The entire recovery completes in under 5 minutes on a healthy cluster with a good network connection. No troubleshooting steps recalled from memory. No SSH sessions into multiple nodes. One command restoring a known good state.

That is the operational payoff of treating the cluster as code.

Part 8: Recommended Project Structure

As playbook count grows, flat files become hard to navigate. A clean structure keeps automation maintainable:

turing-pi-ansible/
├── inventory.ini
├── secrets.yml
├── group_vars/
│   ├── all.yml
│   ├── inference_node.yml
│   └── services_node.yml
├── base.yml
├── inference.yml
├── services.yml
├── update.yml
└── teardown.yml

group_vars/ replaces inline vars blocks inside playbooks. Variables in inference_node.yml automatically apply to any play targeting that group. Variables in all.yml apply cluster-wide. Playbooks stay clean.

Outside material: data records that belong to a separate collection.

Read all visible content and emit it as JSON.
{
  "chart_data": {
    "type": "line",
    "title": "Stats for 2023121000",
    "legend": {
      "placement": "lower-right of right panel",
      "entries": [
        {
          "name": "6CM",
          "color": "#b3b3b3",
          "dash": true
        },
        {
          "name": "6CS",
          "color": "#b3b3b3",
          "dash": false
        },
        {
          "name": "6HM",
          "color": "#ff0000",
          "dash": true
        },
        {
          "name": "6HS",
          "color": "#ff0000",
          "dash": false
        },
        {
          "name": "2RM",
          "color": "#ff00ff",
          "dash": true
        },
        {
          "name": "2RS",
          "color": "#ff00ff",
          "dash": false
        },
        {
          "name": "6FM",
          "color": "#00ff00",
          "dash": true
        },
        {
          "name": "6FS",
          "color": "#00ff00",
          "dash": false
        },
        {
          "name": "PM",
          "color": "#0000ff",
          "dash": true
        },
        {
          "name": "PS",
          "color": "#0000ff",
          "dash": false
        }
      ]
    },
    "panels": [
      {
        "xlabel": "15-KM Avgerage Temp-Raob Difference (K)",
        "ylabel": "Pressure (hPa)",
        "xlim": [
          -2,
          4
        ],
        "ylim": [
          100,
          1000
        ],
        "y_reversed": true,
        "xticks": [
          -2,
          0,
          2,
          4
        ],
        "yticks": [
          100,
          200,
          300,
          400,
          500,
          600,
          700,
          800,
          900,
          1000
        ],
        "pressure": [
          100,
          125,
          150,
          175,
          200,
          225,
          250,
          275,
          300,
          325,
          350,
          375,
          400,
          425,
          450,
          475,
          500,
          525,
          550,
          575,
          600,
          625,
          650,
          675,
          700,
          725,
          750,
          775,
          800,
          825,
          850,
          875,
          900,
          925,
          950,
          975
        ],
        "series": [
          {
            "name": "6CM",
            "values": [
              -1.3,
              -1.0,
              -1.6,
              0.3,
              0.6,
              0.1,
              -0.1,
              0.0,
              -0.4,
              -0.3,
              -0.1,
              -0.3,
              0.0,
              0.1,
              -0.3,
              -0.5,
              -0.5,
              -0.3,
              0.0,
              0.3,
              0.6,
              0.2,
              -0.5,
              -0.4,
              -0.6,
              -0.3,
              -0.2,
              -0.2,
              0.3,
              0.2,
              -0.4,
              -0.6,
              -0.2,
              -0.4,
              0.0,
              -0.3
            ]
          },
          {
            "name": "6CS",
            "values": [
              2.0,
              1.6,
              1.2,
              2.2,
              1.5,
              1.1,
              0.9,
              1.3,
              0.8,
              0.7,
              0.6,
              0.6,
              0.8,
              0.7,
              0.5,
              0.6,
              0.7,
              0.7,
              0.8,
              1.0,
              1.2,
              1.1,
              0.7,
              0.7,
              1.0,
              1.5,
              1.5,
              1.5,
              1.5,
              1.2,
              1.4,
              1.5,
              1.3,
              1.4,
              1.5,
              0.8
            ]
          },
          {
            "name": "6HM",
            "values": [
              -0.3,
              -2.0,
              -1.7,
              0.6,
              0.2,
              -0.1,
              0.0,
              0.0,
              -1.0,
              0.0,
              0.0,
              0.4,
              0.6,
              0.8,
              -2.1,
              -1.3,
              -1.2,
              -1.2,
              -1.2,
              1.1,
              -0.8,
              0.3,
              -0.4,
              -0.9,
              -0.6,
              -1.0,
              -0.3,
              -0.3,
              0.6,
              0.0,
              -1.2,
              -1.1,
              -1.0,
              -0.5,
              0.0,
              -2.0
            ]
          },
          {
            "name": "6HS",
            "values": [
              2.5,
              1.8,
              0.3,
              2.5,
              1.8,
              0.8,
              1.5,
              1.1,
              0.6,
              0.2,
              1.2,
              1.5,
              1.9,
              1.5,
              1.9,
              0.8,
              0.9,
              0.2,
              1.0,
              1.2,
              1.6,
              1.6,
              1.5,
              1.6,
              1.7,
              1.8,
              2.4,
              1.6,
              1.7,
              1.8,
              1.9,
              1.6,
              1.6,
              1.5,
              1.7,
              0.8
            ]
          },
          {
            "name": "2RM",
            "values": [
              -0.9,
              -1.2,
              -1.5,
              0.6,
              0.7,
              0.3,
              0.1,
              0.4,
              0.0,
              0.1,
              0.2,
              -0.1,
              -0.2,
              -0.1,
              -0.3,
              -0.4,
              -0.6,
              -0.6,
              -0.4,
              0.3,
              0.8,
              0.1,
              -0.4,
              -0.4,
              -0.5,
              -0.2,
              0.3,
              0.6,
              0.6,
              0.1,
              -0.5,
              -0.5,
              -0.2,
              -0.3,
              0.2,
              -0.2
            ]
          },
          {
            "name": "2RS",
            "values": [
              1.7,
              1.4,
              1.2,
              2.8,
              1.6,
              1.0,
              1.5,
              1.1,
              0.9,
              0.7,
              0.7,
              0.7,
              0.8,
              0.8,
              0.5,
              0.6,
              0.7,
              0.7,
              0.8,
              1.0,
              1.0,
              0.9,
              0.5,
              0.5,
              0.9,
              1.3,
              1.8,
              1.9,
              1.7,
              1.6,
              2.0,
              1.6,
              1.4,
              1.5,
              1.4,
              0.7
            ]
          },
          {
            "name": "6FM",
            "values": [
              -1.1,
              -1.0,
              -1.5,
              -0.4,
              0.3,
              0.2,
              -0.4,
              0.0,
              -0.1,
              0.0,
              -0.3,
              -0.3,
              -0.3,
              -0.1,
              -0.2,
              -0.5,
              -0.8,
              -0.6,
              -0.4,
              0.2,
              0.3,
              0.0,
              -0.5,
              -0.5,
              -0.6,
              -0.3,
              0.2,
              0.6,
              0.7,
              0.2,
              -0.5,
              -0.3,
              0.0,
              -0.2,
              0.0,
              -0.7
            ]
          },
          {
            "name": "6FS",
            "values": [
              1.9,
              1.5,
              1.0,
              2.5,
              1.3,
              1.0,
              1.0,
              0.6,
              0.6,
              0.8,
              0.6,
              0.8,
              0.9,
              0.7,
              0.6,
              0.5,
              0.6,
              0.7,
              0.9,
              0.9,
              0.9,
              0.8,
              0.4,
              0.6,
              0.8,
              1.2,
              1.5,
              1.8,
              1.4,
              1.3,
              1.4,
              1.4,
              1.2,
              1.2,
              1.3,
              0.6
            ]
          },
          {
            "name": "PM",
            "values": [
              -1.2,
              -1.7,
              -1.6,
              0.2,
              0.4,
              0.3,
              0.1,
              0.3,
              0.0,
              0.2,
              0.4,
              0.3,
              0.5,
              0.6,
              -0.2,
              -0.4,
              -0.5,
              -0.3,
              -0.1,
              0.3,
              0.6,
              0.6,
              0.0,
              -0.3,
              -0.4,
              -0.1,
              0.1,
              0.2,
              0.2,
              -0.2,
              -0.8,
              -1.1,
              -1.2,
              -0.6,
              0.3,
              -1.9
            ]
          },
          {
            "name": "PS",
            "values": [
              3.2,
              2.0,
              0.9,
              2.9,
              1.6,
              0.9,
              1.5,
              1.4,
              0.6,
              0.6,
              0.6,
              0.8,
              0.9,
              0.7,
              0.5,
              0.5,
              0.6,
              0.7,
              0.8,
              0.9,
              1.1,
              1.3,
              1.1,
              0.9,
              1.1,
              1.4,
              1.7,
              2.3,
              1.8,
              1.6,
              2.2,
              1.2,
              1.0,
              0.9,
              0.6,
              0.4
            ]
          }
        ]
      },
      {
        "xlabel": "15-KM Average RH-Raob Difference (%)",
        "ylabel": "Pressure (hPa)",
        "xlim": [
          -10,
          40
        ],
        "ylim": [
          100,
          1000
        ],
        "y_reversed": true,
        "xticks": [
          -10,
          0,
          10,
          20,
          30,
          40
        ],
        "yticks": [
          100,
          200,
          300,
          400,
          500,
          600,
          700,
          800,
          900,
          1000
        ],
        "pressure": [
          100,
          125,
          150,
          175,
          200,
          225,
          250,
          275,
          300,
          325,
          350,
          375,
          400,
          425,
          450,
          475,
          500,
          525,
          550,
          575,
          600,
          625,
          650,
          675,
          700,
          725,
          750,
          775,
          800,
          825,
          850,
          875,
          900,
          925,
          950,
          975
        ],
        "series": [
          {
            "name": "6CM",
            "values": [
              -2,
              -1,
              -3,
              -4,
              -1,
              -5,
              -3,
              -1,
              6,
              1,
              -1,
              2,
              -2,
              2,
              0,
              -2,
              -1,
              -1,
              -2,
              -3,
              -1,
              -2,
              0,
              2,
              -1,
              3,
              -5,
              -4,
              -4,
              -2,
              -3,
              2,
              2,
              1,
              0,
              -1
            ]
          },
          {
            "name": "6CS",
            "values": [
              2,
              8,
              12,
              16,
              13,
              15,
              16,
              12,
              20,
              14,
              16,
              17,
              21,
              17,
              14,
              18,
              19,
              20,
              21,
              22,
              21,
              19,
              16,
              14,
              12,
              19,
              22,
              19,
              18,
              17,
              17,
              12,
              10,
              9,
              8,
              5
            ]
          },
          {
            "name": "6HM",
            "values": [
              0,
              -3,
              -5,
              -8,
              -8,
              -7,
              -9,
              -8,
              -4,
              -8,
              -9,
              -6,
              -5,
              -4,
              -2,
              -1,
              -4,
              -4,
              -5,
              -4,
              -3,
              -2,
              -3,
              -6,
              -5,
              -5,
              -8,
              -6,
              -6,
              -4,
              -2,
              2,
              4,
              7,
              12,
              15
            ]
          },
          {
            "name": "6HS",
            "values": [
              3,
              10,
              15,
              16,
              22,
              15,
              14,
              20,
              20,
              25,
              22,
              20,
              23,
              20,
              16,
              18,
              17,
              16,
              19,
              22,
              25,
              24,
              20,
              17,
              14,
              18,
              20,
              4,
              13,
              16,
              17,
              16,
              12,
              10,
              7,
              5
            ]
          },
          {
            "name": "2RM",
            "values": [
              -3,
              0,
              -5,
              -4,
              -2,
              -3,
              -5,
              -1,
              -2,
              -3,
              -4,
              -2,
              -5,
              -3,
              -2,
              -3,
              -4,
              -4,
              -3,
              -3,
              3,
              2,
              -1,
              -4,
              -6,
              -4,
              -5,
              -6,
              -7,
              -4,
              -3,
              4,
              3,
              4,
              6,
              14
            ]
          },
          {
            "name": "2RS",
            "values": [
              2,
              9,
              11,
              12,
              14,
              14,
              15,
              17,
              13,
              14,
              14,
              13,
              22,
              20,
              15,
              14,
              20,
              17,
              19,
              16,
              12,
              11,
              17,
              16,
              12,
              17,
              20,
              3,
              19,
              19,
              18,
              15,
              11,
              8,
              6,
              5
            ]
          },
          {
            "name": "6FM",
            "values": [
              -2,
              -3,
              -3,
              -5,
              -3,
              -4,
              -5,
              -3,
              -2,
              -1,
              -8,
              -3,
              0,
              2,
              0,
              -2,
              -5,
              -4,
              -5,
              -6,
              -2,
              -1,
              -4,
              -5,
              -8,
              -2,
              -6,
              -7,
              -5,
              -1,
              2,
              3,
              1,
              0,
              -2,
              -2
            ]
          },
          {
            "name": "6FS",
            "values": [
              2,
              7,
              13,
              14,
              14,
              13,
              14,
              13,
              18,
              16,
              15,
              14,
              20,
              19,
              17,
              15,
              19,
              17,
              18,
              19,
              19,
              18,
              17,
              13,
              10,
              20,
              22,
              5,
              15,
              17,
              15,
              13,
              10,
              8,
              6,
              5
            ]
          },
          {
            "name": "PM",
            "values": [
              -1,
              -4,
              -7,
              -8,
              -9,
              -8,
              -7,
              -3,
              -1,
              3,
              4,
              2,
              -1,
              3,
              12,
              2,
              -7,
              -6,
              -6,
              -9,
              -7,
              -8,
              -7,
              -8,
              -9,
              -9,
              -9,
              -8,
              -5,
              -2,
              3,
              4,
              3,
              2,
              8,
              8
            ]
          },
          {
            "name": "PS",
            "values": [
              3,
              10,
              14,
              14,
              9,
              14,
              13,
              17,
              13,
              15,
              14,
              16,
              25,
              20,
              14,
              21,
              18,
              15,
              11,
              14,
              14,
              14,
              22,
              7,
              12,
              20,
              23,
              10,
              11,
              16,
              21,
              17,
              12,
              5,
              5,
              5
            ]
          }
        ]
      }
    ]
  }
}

update.yml handles rolling package updates across the cluster as covered in Part 5. teardown.yml is the inverse of provisioning: it stops services, removes packages, and resets nodes to a clean state. Write it while the cluster is functional so you have a reliable decommission path. This pattern is also useful in Incus container workflows where environments cycle frequently.

The deeper point: when nodes are reproducible, they stop being precious. A failed node is a known state Ansible can restore, not an emergency requiring careful manual intervention. You can verify post-recovery performance against the RK1 benchmark baselines to confirm the node returned to expected throughput after reprovisioning.

Related Articles

What You’ve Built

The cluster now runs as reproducible infrastructure-as-code. Every node has a defined base state enforced by base.yml. Role-specific workloads deploy to the correct systems without duplicated configuration. Package updates roll across the cluster safely without taking nodes offline simultaneously. Secrets stay encrypted and centralized in Vault. Recovering from a failed node becomes a predictable provisioning workflow instead of a manual rebuild process.

Ansible on Turing Pi 2.5 automation removes the dependency on memory and ad-hoc SSH sessions. The cluster is no longer a collection of carefully configured machines that only exist in one administrator’s head. It becomes a reproducible environment that can be rebuilt, expanded, and audited through version-controlled playbooks.

That operational consistency is what makes infrastructure automation valuable long after the initial setup is finished.

FAQ

Does Ansible work on ARM64 clusters like Turing Pi 2.5?

Yes. Ansible runs on the control machine and communicates over SSH. The control machine handles all Python logic and sends commands to the nodes. The RK1 nodes run Ubuntu 22.04 ARM64, which requires no special Ansible configuration beyond setting ansible_python_interpreter=/usr/bin/python3 in inventory. ARM64 is fully supported as a managed target.

How do I manage secrets in Ansible playbooks for a homelab cluster?

Use Ansible Vault. Run EDITOR=nano ansible-vault create secrets.yml, add variables like vault_pihole_password and vault_tailscale_authkey, and reference them in playbooks using standard variable syntax. Run playbooks with --ask-vault-pass. The encrypted file is safe to commit to version control. The plaintext password is never written to disk outside the Vault file.

Is Ansible worth using for a small ARM homelab cluster?

Yes, primarily because of recovery speed and operational consistency. Small clusters are manageable manually until services drift out of sync, a node fails, or infrastructure needs to be rebuilt quickly. Without automation, recovery depends on remembered SSH commands and undocumented configuration changes. Ansible pays for the initial setup effort the first time a system needs to be reprovisioned or recovered.

How long does it take to reprovision a Turing Pi 2.5 node with Ansible?

Under 5 minutes for a full base provisioning and service recovery on a healthy cluster with a good network connection. Most of that time is package installation. On subsequent runs against a node with no changes, ansible-playbook completes in under 60 seconds with changed=0 across most tasks. The self-healing demo in Part 7 confirms this timing against a node with Docker removed and Pi-hole down.